The McCain camp is clearly hoping this idea will make some Americans uneasy. But whatever images of condom-wielding kindergarten teachers they are trying to conjure have nothing to do with the reality of what was in the legislation, which mentions at least four times that all funded material should be “age-appropriate.” While there was no state-wide curriculum associated with the bill, typically comprehensive sex ed for elementary school students involves teaching kids they should say no and tell an adult if someone wants to touch them inappropriately and puberty education, including the names of body parts, according to Monica Rodriguez, vice president for education and training at the Sexuality Information and Education Council of the United States. By sixth grade, many programs introduce the idea of abstinence.

Unified though they may be in their outrage over teaching kids words like “penis” and “vagina,” McCain and Palin have taken a while to get their own positions on sex ed together. On the top of the ticket, McCain, has been unequivocal in his support for abstinence-only programs, while Palin came out on both sides of the issue in 2006, saying first that she supported abstinence-until-marriage programs and later that teens should learn about contraception. Since entering the spotlight as potential VP and grandmother, she hasn’t spoken publicly about the issue, though there are signs she’s been offering abstinence advocates assurances of her support behind the scenes. Leslee Unruh, president of the National Abstinence Clearinghouse, for instance, at first expressed concern when told about Palin’s contradictory remarks about sex ed, according to the Los Angeles Times, but two days later confidently declared Palin’s support of teaching about birth control to be “old.” Clearly, Palin is seen as down with the cause.
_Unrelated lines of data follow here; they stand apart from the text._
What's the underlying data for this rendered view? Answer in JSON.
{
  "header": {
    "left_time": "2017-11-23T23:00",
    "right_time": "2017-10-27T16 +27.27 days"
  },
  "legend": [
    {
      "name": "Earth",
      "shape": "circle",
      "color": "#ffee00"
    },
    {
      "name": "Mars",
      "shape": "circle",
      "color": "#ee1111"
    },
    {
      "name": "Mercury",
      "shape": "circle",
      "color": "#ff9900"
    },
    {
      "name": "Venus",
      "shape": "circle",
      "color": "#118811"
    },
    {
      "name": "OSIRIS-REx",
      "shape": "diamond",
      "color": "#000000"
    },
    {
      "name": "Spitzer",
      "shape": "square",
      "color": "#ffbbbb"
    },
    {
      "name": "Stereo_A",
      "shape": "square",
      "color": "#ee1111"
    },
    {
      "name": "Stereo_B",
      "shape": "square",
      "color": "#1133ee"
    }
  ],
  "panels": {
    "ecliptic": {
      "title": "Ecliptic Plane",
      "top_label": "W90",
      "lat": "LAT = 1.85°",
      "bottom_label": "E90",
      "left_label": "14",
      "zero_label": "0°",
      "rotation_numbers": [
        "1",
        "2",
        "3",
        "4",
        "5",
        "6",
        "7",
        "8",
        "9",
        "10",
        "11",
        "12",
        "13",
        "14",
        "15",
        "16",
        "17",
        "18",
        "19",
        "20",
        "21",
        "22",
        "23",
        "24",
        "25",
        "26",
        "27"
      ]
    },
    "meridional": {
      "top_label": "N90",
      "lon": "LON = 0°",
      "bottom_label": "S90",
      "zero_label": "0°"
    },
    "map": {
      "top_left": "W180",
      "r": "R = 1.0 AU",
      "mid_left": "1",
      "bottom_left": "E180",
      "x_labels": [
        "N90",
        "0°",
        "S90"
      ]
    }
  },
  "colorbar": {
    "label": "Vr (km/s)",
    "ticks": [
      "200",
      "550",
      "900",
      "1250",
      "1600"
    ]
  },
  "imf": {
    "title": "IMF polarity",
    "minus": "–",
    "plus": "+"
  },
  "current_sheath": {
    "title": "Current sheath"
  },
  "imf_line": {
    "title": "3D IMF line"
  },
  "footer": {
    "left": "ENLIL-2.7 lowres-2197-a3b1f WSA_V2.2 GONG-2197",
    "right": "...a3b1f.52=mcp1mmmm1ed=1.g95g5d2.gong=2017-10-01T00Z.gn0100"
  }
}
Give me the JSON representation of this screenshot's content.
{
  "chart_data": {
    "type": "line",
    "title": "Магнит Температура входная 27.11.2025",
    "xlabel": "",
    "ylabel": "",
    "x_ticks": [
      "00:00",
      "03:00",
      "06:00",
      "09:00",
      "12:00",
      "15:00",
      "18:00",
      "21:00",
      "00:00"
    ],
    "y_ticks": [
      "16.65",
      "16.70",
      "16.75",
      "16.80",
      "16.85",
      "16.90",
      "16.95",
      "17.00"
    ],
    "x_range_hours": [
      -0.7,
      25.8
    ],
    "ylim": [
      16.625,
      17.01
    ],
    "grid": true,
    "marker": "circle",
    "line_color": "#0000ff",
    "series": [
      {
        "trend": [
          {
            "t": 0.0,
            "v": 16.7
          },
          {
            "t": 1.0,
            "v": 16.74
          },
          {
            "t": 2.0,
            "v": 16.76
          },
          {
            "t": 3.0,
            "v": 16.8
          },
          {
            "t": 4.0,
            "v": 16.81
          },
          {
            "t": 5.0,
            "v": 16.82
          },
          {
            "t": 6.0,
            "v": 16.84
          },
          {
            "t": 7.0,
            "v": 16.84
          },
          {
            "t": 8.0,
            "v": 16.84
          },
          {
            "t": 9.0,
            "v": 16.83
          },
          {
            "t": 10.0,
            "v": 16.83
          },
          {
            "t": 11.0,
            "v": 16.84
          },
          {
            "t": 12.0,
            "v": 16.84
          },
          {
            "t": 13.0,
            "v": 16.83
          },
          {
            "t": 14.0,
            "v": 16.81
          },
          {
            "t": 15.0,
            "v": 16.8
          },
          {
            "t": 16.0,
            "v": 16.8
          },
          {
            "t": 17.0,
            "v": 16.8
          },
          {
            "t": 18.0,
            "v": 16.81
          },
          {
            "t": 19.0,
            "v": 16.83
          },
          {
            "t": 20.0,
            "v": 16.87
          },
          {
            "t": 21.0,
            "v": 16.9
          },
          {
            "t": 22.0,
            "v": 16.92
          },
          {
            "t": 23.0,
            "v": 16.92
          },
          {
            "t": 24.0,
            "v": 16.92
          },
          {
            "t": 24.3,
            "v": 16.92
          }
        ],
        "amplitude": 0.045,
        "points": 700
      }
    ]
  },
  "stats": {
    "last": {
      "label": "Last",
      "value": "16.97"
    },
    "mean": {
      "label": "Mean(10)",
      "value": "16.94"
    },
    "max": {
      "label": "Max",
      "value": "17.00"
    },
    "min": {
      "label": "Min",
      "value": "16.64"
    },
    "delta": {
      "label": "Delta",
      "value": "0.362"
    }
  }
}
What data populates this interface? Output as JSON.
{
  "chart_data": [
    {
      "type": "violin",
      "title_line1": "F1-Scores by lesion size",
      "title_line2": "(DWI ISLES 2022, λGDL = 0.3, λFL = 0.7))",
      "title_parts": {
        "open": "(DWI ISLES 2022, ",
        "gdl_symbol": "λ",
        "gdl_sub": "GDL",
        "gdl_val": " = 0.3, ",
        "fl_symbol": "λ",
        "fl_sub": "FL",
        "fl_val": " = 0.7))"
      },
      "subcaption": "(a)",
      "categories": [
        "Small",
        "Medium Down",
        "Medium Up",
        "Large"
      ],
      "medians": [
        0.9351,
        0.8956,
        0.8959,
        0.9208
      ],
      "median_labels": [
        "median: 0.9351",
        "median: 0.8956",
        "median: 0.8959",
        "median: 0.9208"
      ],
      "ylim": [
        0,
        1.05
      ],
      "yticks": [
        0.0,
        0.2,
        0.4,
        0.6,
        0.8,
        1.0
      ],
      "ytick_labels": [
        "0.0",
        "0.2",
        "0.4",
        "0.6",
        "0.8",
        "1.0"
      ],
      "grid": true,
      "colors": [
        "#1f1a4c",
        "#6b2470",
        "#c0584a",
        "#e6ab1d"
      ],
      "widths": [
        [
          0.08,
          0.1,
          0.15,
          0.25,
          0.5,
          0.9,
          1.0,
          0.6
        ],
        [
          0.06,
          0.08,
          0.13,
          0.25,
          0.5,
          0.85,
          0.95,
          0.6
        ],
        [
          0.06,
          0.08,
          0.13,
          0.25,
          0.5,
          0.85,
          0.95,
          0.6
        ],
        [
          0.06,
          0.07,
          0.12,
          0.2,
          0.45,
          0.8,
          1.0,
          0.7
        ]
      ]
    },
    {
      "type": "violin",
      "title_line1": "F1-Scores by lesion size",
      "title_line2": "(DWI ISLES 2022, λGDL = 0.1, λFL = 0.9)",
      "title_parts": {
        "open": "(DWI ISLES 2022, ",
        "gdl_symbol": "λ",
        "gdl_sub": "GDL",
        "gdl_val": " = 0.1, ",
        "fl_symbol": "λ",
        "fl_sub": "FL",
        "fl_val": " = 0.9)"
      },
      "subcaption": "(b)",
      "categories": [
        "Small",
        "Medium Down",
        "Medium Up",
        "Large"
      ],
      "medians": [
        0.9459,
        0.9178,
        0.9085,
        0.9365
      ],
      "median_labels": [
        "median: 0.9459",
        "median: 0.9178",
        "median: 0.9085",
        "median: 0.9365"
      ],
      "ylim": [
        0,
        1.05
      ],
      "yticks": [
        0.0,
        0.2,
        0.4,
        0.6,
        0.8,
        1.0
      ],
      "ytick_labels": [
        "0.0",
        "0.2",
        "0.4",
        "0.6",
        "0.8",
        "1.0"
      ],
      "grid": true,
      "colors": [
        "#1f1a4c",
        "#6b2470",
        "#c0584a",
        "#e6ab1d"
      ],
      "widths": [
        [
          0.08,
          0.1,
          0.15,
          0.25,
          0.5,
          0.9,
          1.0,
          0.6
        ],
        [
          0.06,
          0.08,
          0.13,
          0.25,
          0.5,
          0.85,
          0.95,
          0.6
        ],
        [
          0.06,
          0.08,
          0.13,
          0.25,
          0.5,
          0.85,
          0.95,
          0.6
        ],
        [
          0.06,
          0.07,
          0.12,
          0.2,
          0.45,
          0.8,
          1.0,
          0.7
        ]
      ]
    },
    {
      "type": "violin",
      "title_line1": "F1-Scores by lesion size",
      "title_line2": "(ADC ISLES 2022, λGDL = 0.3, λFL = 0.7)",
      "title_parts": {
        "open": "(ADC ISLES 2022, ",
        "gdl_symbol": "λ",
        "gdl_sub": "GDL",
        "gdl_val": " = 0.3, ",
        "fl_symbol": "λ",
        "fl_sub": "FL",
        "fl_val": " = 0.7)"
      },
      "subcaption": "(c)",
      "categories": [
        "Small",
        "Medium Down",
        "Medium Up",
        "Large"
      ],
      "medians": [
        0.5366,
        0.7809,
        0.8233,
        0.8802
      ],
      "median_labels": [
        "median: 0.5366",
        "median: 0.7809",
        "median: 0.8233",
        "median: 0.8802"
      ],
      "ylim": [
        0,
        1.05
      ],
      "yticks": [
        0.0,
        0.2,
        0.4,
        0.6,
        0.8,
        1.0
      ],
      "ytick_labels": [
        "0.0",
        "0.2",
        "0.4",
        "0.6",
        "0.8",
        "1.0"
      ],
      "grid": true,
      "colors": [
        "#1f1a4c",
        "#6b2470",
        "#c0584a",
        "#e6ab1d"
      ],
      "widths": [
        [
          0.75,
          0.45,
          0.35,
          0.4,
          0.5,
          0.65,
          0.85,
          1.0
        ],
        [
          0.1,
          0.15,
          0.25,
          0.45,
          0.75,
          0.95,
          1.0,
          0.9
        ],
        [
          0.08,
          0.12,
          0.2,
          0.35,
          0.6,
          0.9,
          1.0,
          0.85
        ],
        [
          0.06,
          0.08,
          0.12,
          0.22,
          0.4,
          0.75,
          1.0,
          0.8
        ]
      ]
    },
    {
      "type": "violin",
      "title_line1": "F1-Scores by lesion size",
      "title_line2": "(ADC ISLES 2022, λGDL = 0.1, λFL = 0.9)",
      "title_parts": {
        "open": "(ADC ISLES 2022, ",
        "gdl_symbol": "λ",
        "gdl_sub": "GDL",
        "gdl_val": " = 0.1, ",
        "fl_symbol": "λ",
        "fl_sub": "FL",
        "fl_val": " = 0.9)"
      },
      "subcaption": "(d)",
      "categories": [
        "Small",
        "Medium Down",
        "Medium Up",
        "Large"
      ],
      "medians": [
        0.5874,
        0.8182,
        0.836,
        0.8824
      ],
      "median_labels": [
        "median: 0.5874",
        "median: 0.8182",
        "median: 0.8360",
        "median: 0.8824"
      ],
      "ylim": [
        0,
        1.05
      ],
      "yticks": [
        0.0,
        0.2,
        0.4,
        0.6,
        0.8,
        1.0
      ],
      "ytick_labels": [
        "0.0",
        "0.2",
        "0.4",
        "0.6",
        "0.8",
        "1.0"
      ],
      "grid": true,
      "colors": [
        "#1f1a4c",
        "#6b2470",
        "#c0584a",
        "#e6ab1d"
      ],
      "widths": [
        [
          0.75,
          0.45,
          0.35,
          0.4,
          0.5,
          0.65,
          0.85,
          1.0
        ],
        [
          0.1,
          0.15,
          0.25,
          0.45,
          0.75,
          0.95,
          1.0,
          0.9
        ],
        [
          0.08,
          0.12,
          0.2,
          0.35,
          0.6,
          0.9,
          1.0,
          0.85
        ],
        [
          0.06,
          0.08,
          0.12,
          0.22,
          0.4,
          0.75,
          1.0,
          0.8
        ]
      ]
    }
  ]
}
And a cause it is. Abstinence adherents are a vocal minority who tend to rally around this form of education because of religious and ideological beliefs. In their view, withholding information about birth control is the best way to prepare teens for life, evidence to the contrary be damned (or perhaps condemned to an obscure government web page or encouraged to get married on the double). It’s just the kind of outdated, anti-science position that finally earned Bush the disapproval of most Americans–which is why you’d think McCain would be at least a little bit squirmy about starting this particular talk.